Back in the early 90s my wife and I moved to SF because it had a thriving art and music scene and more interesting culture than the 'burbs of palo alto. But as you say, the long commute to SV was a killer and we moved back down. Back then SF was a bedroom community for SV with no tech sector. Businesses up there were banking (Wells Fargo, BofA, Crocker etc), retail, the local stock exchange, and a bunch of manufacturing.
Nowadays there's a bland sameness -- barely any music or other art much less much craziness. You can't imagine anything like the psychedelic scene appearing in SF much less Palo Alto these days, and most of what's left is in Oakland. Sigh.
I lived in San Francisco in the very late 70s through to the 00s. My first apartment share was $50/mo. The late 70s had the dying embers of the Beat Generation and San Francisco was a sleepy town. San Francisco was great in the 80s with a ton of theater, music, dance, art, everything. It was good in the 90s although the late 90s dotcom boom pushed/priced artists out. The 00s became pretty boring and compressed. I moved to Oakland.
I would say that San Francisco is quite nice now, great bones, although too expensive for interesting people to live.
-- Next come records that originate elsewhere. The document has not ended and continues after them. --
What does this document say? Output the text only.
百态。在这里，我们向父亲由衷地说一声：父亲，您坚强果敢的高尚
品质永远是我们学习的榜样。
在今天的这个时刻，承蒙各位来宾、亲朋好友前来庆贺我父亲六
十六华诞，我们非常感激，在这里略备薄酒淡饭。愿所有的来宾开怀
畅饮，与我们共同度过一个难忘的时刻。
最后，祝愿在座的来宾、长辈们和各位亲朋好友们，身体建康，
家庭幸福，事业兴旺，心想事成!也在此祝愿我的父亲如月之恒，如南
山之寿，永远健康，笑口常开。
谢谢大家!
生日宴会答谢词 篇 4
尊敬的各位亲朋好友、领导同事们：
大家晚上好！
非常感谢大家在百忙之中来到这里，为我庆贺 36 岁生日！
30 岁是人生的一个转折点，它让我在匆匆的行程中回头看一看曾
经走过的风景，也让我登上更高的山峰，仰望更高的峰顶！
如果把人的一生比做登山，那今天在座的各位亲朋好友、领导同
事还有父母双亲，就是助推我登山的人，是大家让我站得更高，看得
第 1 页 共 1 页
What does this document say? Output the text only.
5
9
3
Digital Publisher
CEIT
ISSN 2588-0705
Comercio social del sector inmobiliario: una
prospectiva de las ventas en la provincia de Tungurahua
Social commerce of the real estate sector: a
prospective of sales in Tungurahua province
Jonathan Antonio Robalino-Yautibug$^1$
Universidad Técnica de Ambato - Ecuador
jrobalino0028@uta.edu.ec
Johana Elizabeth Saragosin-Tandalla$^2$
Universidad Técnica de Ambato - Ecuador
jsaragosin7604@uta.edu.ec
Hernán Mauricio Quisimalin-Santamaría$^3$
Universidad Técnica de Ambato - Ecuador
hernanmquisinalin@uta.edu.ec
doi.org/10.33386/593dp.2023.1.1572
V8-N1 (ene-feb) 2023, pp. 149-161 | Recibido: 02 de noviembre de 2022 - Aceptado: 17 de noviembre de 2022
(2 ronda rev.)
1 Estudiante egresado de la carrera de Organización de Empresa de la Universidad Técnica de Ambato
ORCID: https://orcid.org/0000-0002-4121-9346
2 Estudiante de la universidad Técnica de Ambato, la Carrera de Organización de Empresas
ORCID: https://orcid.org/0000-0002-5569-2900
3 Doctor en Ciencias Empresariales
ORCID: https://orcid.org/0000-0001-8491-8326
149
I've seen similar complaints from cities in rich countries around the globe
Basically to have thriving arts scene you need people in the 20s-30s to be able to live on a minimum wage job and do art/music/whatever in their spare time. Even better if it is a part-time job or some sort of government scheme.
If your cost of living is too high then you are restricting yourself to trust-fund 20yo and older people with a bit of spare time. Also high property reduce the number of venues.
Oakland is more affordable for artists now than San Francisco but not even close to what San Francisco was in the 80s. But it's a very different time. I find myself occasionally trying to relive that and having to remind myself it's gone.
Oakland has crime now but 80s San Francisco had the drug wars with actual machine gun battles between the now gone high rise projects on Army (now Caesar Chavez).
Depends on one's interests. It sounds like my preferences would be more in alignment with yours - music and art - and yes, SF is almost completely lacking that today. But if one were an active part of the LGBT community - SF is a buzzing option. They have various festivals and events almost daily.
Oakland music scene isn't particularly inspiring either. Definitely more independent music events in run down houses, but quality and inventiveness is too often of questionable value.
it's true, the techies of the '90s and '00s who lived in sf embraced the culture (and suffered the commute). what happened in the '10s kinda steamrolled it.
Nowadays there's a bland sameness -- barely any music or other art much less much craziness. You can't imagine anything like the psychedelic scene appearing in SF much less Palo Alto these days, and most of what's left is in Oakland. Sigh.